My summer research project focused on Uliza! Clinicians’HIV Hotline, a real time free clinical consultation service from HIV/AIDS experts open to all clinicians in Kenya. The evaluation was performed using user satisfaction surveys and a chart audit. Data was analyzed to examine user satisfaction, barriers to use and implementation, and impact on clinical practice. The analysis identified existing problems and will be used to direct and improve future service.
This project excited me because it enabled me to explore my interest in global health. One of the primary reasons I chose to enter the medical field, and to attend UCSF in particular, was to improve the lives of the medically undeserved. Although one does not have to look far to find undeserved patient populations in North America, the developing world presents a number of unique challenges, especially in terms of healthcare availability. The extreme shortage of specialists in Kenya is one of the many issues.

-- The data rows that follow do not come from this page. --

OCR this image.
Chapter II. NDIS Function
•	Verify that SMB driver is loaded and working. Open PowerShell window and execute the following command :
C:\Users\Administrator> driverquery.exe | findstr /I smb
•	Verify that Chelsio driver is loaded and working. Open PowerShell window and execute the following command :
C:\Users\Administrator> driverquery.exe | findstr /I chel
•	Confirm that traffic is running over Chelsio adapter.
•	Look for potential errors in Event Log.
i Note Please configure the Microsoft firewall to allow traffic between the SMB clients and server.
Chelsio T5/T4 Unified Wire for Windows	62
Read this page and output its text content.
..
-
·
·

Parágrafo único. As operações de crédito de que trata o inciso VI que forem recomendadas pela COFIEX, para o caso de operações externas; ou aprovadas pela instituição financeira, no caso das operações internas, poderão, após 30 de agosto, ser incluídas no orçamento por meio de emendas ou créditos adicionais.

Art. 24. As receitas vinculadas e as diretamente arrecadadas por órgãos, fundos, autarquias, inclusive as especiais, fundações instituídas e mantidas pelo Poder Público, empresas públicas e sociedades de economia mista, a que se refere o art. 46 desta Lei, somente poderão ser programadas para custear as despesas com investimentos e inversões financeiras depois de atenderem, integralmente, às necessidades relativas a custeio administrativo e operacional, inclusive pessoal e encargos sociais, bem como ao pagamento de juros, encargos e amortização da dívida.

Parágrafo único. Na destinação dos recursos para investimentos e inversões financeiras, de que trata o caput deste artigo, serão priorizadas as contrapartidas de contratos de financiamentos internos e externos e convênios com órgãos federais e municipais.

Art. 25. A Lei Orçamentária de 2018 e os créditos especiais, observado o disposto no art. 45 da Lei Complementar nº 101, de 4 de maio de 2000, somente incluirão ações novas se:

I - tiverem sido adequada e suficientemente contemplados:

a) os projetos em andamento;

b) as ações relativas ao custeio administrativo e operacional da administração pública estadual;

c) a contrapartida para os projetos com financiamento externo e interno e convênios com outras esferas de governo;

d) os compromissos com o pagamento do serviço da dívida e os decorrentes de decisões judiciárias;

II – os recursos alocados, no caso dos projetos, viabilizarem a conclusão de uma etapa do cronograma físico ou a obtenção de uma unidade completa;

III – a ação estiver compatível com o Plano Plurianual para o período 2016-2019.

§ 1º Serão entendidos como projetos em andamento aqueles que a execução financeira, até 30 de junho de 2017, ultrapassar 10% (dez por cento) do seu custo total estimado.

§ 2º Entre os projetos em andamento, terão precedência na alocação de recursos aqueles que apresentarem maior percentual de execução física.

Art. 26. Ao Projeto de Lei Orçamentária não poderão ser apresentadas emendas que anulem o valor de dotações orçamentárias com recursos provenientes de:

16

I find the FACES program, and the Uliza! hotline especially, to be a particularly promising solution to the shortage of HIV/AIDS specialists in Kenya. However, one potential obstacle that Uliza! and similar projects face is a lack of studies to determine the effective aspects of the program, as well as the potential shortcomings. Regardless of how well thought-out and operated a global health project may be, there must always be ways in which it can be improved upon. In the case of Uliza!, an up-to-date study was needed to identify the successes and weaknesses of the project. For example, identifying the barriers to Uliza! usage, the impact of Uliza!, and the most often requested information from Uliza! clinicians could enable Uliza! staff to make it easier for healthcare providers to access the service, as well as to maximize the benefit that providers receive from the service. It is my hope that this project will lead to changes in Uliza! that ultimately improves patient care.
I enjoyed working on this project because it allowed me to work closely with experienced global health personnel, as well as Kenyan healthcare providers. As a student planning on making global health a primary aspect of my future career, I am very interested in learning more about the day-to-day lives of these dedicated professionals. Through the Uliza! evaluation project, I was able to visit various Kenyan clinics and gain firsthand experience in healthcare in the developing world, as well as the logistics of operating a global health project. It was truly an invaluable experience.